On a quick trip upstate a couple of weeks ago, we dropped in on the newly opened Rivertown Lodge on Warren Street in Hudson, NY. Located in a 1920s movie house, the hotel (and soon to be dining spot) is the first venture of Ray Pirkle and Kim Bucci, two friends and hospitality veterans who work under the name Ramshackle Properties.
Rivertown Lodge solves the vexing neighborhood problem of where to stay on a visit upstate, beyond the usual hotels and Airbnb offerings, according to Ray, who relocated to Hudson a couple of years ago as a “full-time guy,” as he says, drawn to the sense of community: “It’s a different mentality.”
Ray’s aim was to take a slower route when he approached the project, sourcing from within the community and working with collaborators such as Brooklyn-based Workstead. “We knew that we wanted color, and Workstead tends to love muted tone on tone, so we wanted to push that as far as possible,” he says. “The idea for us was to stack color on color and pattern on pattern in a muted, diffused way.” The result? Vintage Danish furniture reupholstered in yellows, rusts, and greens; subtle patterns like houndstooth, tartan, and abstract prints from Zak + Fox; and the warmth of cherrywood in the shape of custom woodwork throughout the 27-room hotel.
Photography by Matthew Williams for Workstead, unless otherwise noted.
Above: Custom log racks designed by Workstead and manufactured by Arrowhead flank a freestanding fireplace by Morsí¸. The furniture includes two lounge chairs of unknown origin, found on eBay and reupholstered in a custom, pale yellow fabric with houndstooth seats, a plywood table with leather feet by Tyler Hays’s M. Crow and Company, and a pillow-covered settee, another vintage eBay find that was re-webbed and reupholstered.
Above: The light-filled lobby is partially partitioned with cherrywood walls designed by Workstead and fabricated by woodworker Markus Bartenschlager.
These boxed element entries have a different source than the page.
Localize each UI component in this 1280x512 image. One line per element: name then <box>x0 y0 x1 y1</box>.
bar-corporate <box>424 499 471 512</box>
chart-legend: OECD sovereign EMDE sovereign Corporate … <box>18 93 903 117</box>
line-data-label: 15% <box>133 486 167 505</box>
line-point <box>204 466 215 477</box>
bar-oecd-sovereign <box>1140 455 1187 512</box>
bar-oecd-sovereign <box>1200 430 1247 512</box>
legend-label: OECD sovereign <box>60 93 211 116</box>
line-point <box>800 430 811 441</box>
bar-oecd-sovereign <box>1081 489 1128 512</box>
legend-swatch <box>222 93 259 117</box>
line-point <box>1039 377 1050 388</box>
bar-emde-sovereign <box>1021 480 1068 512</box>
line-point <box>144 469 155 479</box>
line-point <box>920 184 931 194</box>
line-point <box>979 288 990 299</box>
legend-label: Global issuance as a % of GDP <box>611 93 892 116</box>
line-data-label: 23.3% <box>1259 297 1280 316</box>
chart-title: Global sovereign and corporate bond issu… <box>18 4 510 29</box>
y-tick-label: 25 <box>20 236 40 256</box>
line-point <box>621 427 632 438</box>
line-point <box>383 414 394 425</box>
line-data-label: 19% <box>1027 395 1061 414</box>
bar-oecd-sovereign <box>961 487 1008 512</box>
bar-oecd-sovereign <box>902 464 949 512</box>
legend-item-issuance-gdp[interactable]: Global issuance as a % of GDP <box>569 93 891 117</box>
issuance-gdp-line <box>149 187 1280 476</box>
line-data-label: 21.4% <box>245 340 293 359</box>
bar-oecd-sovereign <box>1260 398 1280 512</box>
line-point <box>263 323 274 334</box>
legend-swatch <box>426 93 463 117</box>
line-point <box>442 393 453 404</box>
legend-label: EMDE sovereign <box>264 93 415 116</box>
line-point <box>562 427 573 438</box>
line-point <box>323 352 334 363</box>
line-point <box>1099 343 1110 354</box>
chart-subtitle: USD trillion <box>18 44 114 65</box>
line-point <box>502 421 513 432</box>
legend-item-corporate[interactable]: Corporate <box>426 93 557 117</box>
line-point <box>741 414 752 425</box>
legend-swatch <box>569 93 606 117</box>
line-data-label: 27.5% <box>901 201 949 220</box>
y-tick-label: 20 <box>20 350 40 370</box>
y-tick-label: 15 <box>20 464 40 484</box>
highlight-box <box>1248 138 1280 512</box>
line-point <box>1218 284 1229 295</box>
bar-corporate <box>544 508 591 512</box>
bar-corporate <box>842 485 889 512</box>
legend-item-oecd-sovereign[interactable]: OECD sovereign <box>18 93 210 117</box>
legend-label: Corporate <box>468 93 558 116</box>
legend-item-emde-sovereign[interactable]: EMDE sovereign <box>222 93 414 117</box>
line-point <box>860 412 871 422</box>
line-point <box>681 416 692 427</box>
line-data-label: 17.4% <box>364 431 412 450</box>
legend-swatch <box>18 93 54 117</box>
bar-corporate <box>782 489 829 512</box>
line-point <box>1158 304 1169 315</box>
The handwoven garnet jute rug is from Naniquina’s Vegetal collection.
Above: A brass light fixture above the hotel’s front desk was designed by Workstead and built by Markus Bartenschlager. Two stools from local studio Sawkille are among a few floating around the property.
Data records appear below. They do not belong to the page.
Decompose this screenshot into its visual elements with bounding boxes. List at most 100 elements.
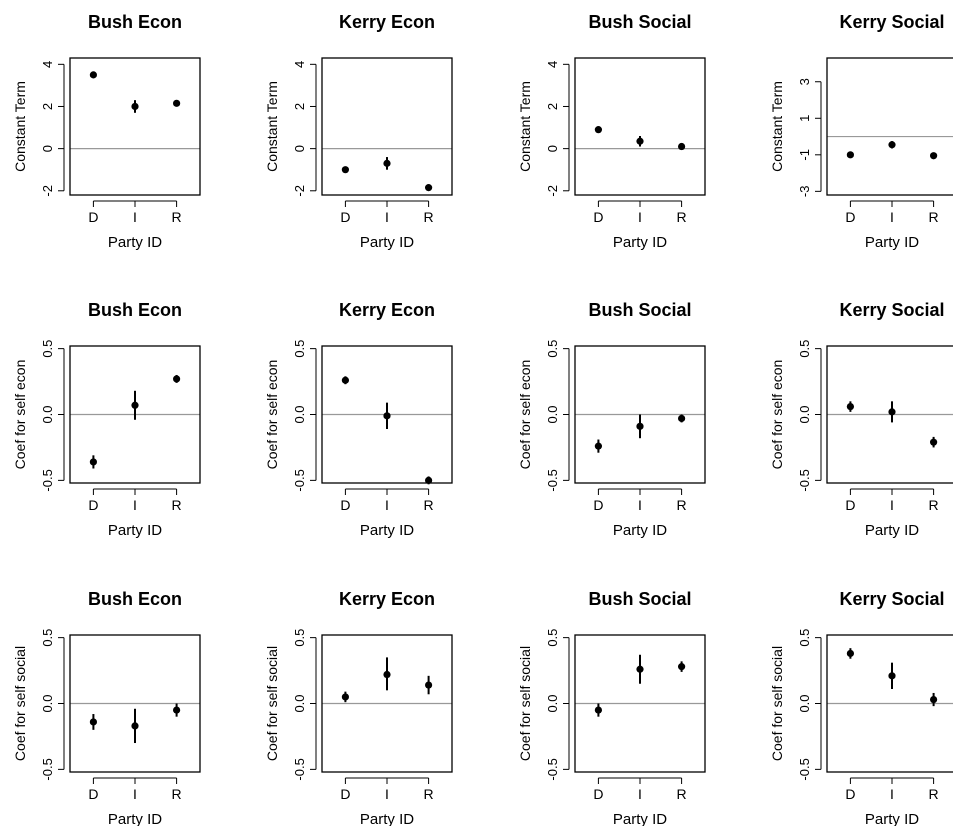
point-D xyxy=(341,166,349,174)
y-axis-title: Coef for self econ xyxy=(264,360,280,470)
point-I xyxy=(131,102,139,111)
y-tick-label: 4 xyxy=(292,61,307,68)
panel-2-1: Bush Econ -0.5 0.0 0.5 D I R Party ID Coef for s… xyxy=(12,300,201,539)
x-tick-label: R xyxy=(677,497,687,513)
y-tick-label: -1 xyxy=(797,149,812,161)
x-tick-label: D xyxy=(88,497,98,513)
y-tick-label: 0.0 xyxy=(292,694,307,712)
point-D xyxy=(594,442,603,450)
point-R xyxy=(173,706,181,714)
plot-frame xyxy=(321,345,453,484)
x-tick-label: R xyxy=(424,786,434,802)
x-axis-title: Party ID xyxy=(865,811,919,826)
point-D xyxy=(89,71,97,79)
plot-frame xyxy=(826,57,953,196)
x-tick-label: D xyxy=(593,786,603,802)
y-axis-title: Constant Term xyxy=(517,81,533,172)
point-R xyxy=(678,663,686,671)
x-axis-title: Party ID xyxy=(360,522,414,539)
y-tick-label: 0.5 xyxy=(545,629,560,647)
y-tick-label: 0.0 xyxy=(40,694,55,712)
plot-frame xyxy=(69,345,201,484)
panel-title: Kerry Econ xyxy=(339,589,435,609)
y-tick-label: -2 xyxy=(545,185,560,197)
point-D xyxy=(341,693,349,701)
panel-title: Kerry Social xyxy=(839,12,944,32)
point-D xyxy=(846,151,855,159)
plot-frame xyxy=(574,634,706,773)
y-axis-title: Constant Term xyxy=(769,81,785,172)
x-tick-label: R xyxy=(424,209,434,225)
y-tick-label: 0.5 xyxy=(292,629,307,647)
x-axis-title: Party ID xyxy=(613,522,667,539)
x-tick-label: R xyxy=(172,497,182,513)
x-tick-label: R xyxy=(172,786,182,802)
x-tick-label: D xyxy=(845,209,855,225)
point-D xyxy=(846,649,855,658)
y-tick-label: 0.0 xyxy=(292,405,307,423)
y-tick-label: 0.0 xyxy=(40,405,55,423)
point-I xyxy=(636,422,644,430)
point-R xyxy=(678,142,686,151)
y-tick-label: -3 xyxy=(797,186,812,198)
y-tick-label: 0.0 xyxy=(545,405,560,423)
plot-frame xyxy=(826,345,953,484)
y-tick-label: 0.5 xyxy=(40,340,55,358)
point-I xyxy=(636,665,644,673)
point-D xyxy=(846,402,855,411)
point-I xyxy=(383,670,391,679)
y-axis-title: Coef for self econ xyxy=(517,360,533,470)
panel-title: Kerry Econ xyxy=(339,12,435,32)
panel-2-4: Kerry Social -0.5 0.0 0.5 D I R Party ID Coef fo… xyxy=(769,300,953,539)
x-tick-label: D xyxy=(340,497,350,513)
x-tick-label: I xyxy=(133,497,137,513)
x-tick-label: I xyxy=(638,786,642,802)
panel-title: Bush Social xyxy=(588,300,691,320)
x-tick-label: I xyxy=(890,209,894,225)
x-tick-label: D xyxy=(593,209,603,225)
panel-1-1: Bush Econ -2 0 2 4 D I R Party ID Constant Term xyxy=(12,12,201,251)
point-I xyxy=(888,141,896,149)
y-tick-label: 2 xyxy=(40,103,55,110)
point-R xyxy=(930,695,938,704)
panel-title: Kerry Econ xyxy=(339,300,435,320)
y-tick-label: 0 xyxy=(292,145,307,152)
point-D xyxy=(594,126,603,134)
point-R xyxy=(930,438,938,446)
x-tick-label: I xyxy=(385,786,389,802)
point-R xyxy=(678,414,686,423)
x-tick-label: I xyxy=(133,786,137,802)
point-I xyxy=(636,137,644,145)
plot-frame xyxy=(321,57,453,196)
x-axis-title: Party ID xyxy=(360,234,414,251)
y-axis-title: Coef for self social xyxy=(769,646,785,761)
panel-title: Bush Social xyxy=(588,12,691,32)
point-R xyxy=(930,152,938,160)
x-tick-label: D xyxy=(340,786,350,802)
y-tick-label: -2 xyxy=(292,185,307,197)
y-tick-label: -0.5 xyxy=(545,469,560,491)
y-tick-label: 3 xyxy=(797,78,812,85)
y-tick-label: 0 xyxy=(545,145,560,152)
y-tick-label: 2 xyxy=(545,103,560,110)
y-tick-label: -0.5 xyxy=(797,758,812,780)
y-axis-title: Coef for self social xyxy=(264,646,280,761)
y-axis-title: Coef for self econ xyxy=(12,360,28,470)
x-axis-title: Party ID xyxy=(865,234,919,251)
x-tick-label: I xyxy=(385,209,389,225)
x-tick-label: R xyxy=(929,786,939,802)
y-axis-title: Coef for self social xyxy=(12,646,28,761)
y-tick-label: 0.5 xyxy=(797,629,812,647)
y-tick-label: 1 xyxy=(797,115,812,122)
x-tick-label: I xyxy=(890,497,894,513)
y-tick-label: 0.0 xyxy=(797,694,812,712)
x-tick-label: I xyxy=(638,497,642,513)
point-I xyxy=(888,672,896,680)
y-tick-label: -0.5 xyxy=(292,469,307,491)
plot-frame xyxy=(574,57,706,196)
panel-title: Kerry Social xyxy=(839,589,944,609)
plot-frame xyxy=(69,634,201,773)
panel-title: Bush Econ xyxy=(88,300,182,320)
point-D xyxy=(89,718,97,726)
point-R xyxy=(425,184,433,192)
Above: The kitchen is located in the hotel’s public space; breakfast is made in the mornings and dinner is served in the evenings (Rivertown Lodge is planning a menu of 12 to 14 small plates under Jean Adamson of Brooklyn’s Vinegar Hill House starting in mid-December). The kitchen cabinets are painted a deep yellow and the countertops are burnished schist.
Above: Ray, the former food and beverage director of Soho and Tribeca Grand Hotels, included a selection of Hudson-brewed craft beers on the bar menu.
Above: The bar is painted in Farrow & Ball’s Tanner’s Brown with cherrywood framing and the bar top ismade from a single piece of bronze. The stools are M. Crow and Company’s Jack Stools, which were customized to bar height.
Above: A three-dimensional fibrous waffle textile by Hiroko Takeda hangs above an iron bed by Workstead.
Above: For the bathroom faucets, Workstead sourced classics from Chicago Faucets and stripped off the chrome to reveal the bare brass. The wood doorknob was left unfinished. Photograph by Emma Tuccillo for Rivertown Lodge.
Above: An armchair upholstered in Plus from Zak + Fox (each room has a Zak + Fox fabric upholstered chair) and a built-in bed in a corner cabin.
Above: Workstead’s brass Orbit Sconce was custom made for Rivertown Lodge that the studio expanded into a full series.The cherrywood two-poster bed is also an original design by Workstead; it’s finished with a matte Monocoat oil. Photograph by Emma Tuccillo for Rivertown Lodge.
Above: A screened-in porch area off one of the guestrooms.
Above: An update to the original movie theater sign from 1928, Rivertown Lodge is located at 731 Warren St. in Hudson, New York.